Bye, bye Spitsbergen

20 July 2016

July 18, 2016

Farewell to Spitsbergen
An impressive, windy trip to Spitsbergen (beginning of June) was rewarded withsitings of two polar bears hunting for seals in the Hornsund (South Spitsbergen.) We also saw belugas swimming near a glacier, reindeer nibbling on the tundra, many sea birds and remarkable scenery which made this trip complete! With such incredible beauty during the first voyage, we could hardly wait for the second to unfold.

Spitsbergen – Trip #1
During this first trip, where among others, we welcomed a family from Australia (with 6 and 8 year old sons) and a couple from New Zealand, we discovered what global warming is already doing here …. The warmth in the Gulf Stream is increasingly palpable and the western fjords, including the major Isfjord, where Longyearbyen is located, has not frozen solid in recent winters. According to Rolf Stange, a well-known Arctic guide, the water was 4 to 5 degrees Celsius warm this winter.
The consequences are: no resting places for the various seals on the ice and therefore no food for the polar bears. It became clear to us that the bears are often far away, back to the colder east side of Svalbard and on the pack ice (about 100 miles north of Spitsbergen).
Unfortunately, the Minke whale swims in the unprotected area of the water where it may be hunted freely (with some quotas on these beautiful animals,) which then are on the menu of the local restaurants. We continue to find this unpalatable.
Positive note: on the way during the first trip we met the rare blue whale, the largest mammal on earth! Successful trip!

Spitsbergen – Trip # 2
Again a very international group on board: many young people (with much too busy jobs …) came to enjoy the peace and be forced to stay offline!
Immediately upon leaving the Isfjord in glorious weather, we were greeted by two blue whales. Luck was with us! After the Magdalene fjord, the familiar Sallyhamna and we then went to Moffen (> 80 ° N), the walrus island, where you can see at an appropriate distance how lazy and fat they are lying on the beach, but once in the water they become flexibility itself!
We next sailed with a nice breeze to Mushamna, the lagoon where we like to come, because, apart from the last trip, it is rather “polar bear-sure”! We were not disappointed: a polar bear was swimming in front of the Anne-Margaretha! Yes!, the first polar bear was spotted!
After a huge part of the active Monaco glacier had fallen down (according to the map we had already far ascended the glacier …), we ended up at the Texas bar, famous for the film made there. Fantastic how many flowers we saw here!
On the way back a bear was walking along the cliffs in the Krossfjorden. Then we went towards Ny Ålesund, a research village with scientists from around the world and the last place of departure for Amundsen, who was never seen again …

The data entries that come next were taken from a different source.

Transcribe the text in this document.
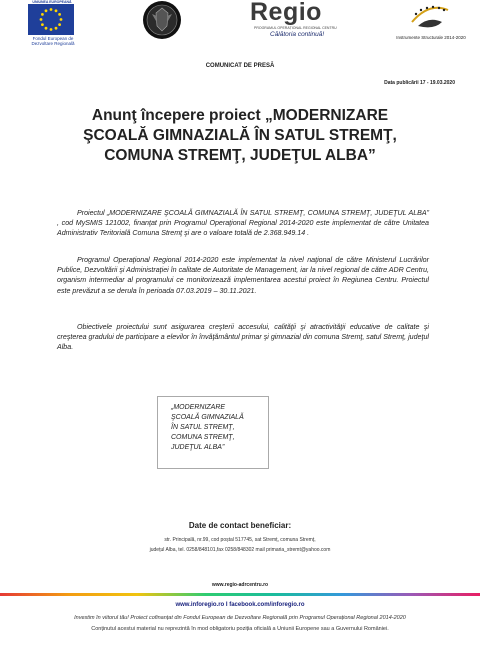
UNIUNEA EUROPEANĂ
Fondul European de Dezvoltare Regională
Regio
PROGRAMUL OPERAȚIONAL REGIONAL CENTRU
Călătoria continuă!	Instrumente Structurale 2014-2020
COMUNICAT DE PRESĂ
Data publicării 17 - 19.03.2020
Anunţ începere proiect „MODERNIZARE ŞCOALĂ GIMNAZIALĂ ÎN SATUL STREMŢ, COMUNA STREMŢ, JUDEŢUL ALBA”
Proiectul „MODERNIZARE ŞCOALĂ GIMNAZIALĂ ÎN SATUL STREMŢ, COMUNA STREMŢ, JUDEŢUL ALBA” , cod MySMIS 121002, finanţat prin Programul Operaţional Regional 2014-2020 este implementat de către Unitatea Administrativ Teritorială Comuna Stremţ şi are o valoare totală de 2.368.949.14 .
Programul Operaţional Regional 2014-2020 este implementat la nivel naţional de către Ministerul Lucrărilor Publice, Dezvoltării şi Administraţiei în calitate de Autoritate de Management, iar la nivel regional de către ADR Centru, organism intermediar al programului ce monitorizează implementarea acestui proiect în Regiunea Centru. Proiectul este prevăzut a se derula în perioada 07.03.2019 – 30.11.2021.
Obiectivele proiectului sunt asigurarea creşterii accesului, calităţii şi atractivităţii educative de calitate şi creşterea gradului de participare a elevilor în învăţământul primar şi gimnazial din comuna Stremţ, satul Stremţ, judeţul Alba.
„MODERNIZARE
ŞCOALĂ GIMNAZIALĂ
ÎN SATUL STREMŢ,
COMUNA STREMŢ,
JUDEŢUL ALBA”
Date de contact beneficiar:
str. Principală, nr.99, cod poștal 517745, sat Stremț, comuna Stremț,
județul Alba, tel. 0258/848101,fax 0258/848302 mail primaria_stremt@yahoo.com
www.regio-adrcentru.ro
www.inforegio.ro I facebook.com/inforegio.ro
Investim în viitorul tău! Proiect cofinanțat din Fondul European de Dezvoltare Regională prin Programul Operațional Regional 2014-2020
Conținutul acestui material nu reprezintă în mod obligatoriu poziția oficială a Uniunii Europene sau a Guvernului României.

Polar Bears in the Harbor…
A few miles before arriving in Ny Ålesund, a message came in via VHF 16: “Sécurité, sécurité, two polar bears in the harbor (of Ny Ålesund / Kingsbay)” … !!
Why had we not arrived an hour earlier? Two polar bears would have almost walked next to the ship! A mother bear with cub strolled along the beach, via the port over the pier, to the other side, toward the glacier. As we got closer we saw them just leaving the village. What a beautiful sight, and a happy event!
Besides seeing blue whales again, there was a group of walruses on the beach including a mother walrus with her young alongside our dinghy… (rare in this part of Spitsbergen), and our heads became quite full of all the amazing impressions.
After a week of only sunshine, on the last day both day and night we got a strong wind with some rain on the head, but the sunny feeling was not far away!
Heinz has already been sailing southward for several days with a new group. After the Hornsund, he heads to Bear Island and will finish this leg in Tromsø.